Joseph Vincent Devine (March 3, 1892 – September 21, 1951) was an American baseball scout for the Pittsburgh Pirates and New York Yankees, credited for signing Joe DiMaggio to the Yankees.

== Baseball career ==
Born in Oakland, California, Devine was an outfielder in the minor leagues, and was on the spring training roster of the Boston Red Sox in 1917, but never advanced to the majors. He managed a local team in Seattle during World War I, scouted with Seattle Rainiers, and managed a baseball team in Calgary before joining the Pittsburgh Pirates organization.

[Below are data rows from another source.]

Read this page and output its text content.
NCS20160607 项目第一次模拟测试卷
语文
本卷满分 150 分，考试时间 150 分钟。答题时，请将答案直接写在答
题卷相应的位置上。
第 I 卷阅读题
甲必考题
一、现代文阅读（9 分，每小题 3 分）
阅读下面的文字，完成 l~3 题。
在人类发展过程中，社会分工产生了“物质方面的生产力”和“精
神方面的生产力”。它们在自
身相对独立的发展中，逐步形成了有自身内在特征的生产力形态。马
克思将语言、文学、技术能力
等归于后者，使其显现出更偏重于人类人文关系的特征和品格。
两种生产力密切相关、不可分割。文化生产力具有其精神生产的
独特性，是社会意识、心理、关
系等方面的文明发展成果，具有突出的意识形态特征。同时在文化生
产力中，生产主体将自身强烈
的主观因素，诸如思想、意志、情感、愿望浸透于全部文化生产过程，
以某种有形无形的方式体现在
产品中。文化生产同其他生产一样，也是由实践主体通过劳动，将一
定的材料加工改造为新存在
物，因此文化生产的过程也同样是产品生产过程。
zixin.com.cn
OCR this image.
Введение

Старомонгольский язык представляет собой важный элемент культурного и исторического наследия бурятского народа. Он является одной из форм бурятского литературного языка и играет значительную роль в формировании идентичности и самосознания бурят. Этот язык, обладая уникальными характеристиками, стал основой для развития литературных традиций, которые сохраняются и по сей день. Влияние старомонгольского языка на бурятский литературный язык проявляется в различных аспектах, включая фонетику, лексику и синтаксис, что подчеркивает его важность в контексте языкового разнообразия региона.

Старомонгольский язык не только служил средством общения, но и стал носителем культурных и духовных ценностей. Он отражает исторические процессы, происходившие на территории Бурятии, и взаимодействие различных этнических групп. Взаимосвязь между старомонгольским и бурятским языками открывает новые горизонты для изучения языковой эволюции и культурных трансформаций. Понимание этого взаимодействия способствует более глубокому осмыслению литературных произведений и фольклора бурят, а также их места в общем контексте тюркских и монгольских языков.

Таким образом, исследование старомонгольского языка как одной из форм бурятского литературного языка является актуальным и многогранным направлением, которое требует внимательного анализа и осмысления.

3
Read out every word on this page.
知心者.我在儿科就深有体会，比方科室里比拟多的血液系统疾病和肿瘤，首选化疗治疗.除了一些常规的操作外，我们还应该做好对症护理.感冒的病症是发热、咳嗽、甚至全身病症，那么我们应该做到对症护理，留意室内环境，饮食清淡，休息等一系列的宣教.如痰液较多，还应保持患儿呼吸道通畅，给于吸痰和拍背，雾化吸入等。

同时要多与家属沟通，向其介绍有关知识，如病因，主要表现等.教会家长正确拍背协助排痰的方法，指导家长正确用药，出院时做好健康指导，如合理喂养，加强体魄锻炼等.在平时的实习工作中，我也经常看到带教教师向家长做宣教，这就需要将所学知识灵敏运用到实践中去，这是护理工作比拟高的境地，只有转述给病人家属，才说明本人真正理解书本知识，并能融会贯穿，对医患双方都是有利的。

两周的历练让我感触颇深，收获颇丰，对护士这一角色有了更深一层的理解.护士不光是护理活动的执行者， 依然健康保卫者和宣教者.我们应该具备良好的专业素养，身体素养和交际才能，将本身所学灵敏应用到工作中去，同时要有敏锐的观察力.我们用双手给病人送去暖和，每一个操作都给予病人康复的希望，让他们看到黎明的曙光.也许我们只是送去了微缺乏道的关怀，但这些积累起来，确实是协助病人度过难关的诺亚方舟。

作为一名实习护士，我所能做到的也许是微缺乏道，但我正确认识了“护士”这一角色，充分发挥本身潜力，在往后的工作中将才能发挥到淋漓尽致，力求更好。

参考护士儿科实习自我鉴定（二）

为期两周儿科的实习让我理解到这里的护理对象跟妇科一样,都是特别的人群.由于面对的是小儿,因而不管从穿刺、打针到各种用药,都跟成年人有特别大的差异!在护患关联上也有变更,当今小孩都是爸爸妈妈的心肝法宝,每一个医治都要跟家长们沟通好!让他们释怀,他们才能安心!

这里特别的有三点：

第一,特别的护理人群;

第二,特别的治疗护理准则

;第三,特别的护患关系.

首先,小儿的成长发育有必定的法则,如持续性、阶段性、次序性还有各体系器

After the Pirates he managed the Mission Reds of San Francisco. By 1932 he was hired by Paul Krichell to be the New York Yankees chief scout in the West. He also signed Andy Carey, Jerry Coleman, Fenton Mole, Johnny Lindell, Cliff Mapes, Charlie Silvera, and Leo Righetti.

== Scouting style ==
Devine's scouting style was similar to Krichell's; he not only looked for ability, but also checked a player's personality and character to see if they could handle the pressure of playing for the Yankees. He also looked for size, signing only two players under 6 ft in height.

==Joe Devine Airway Park==
Shortly after his death in 1951, the ballpark in Boise, Idaho, was renamed Joe Devine Airway Park. The team had just become a Yankees' affiliate and Devine had played for the Boise Irrigators of the Union Association.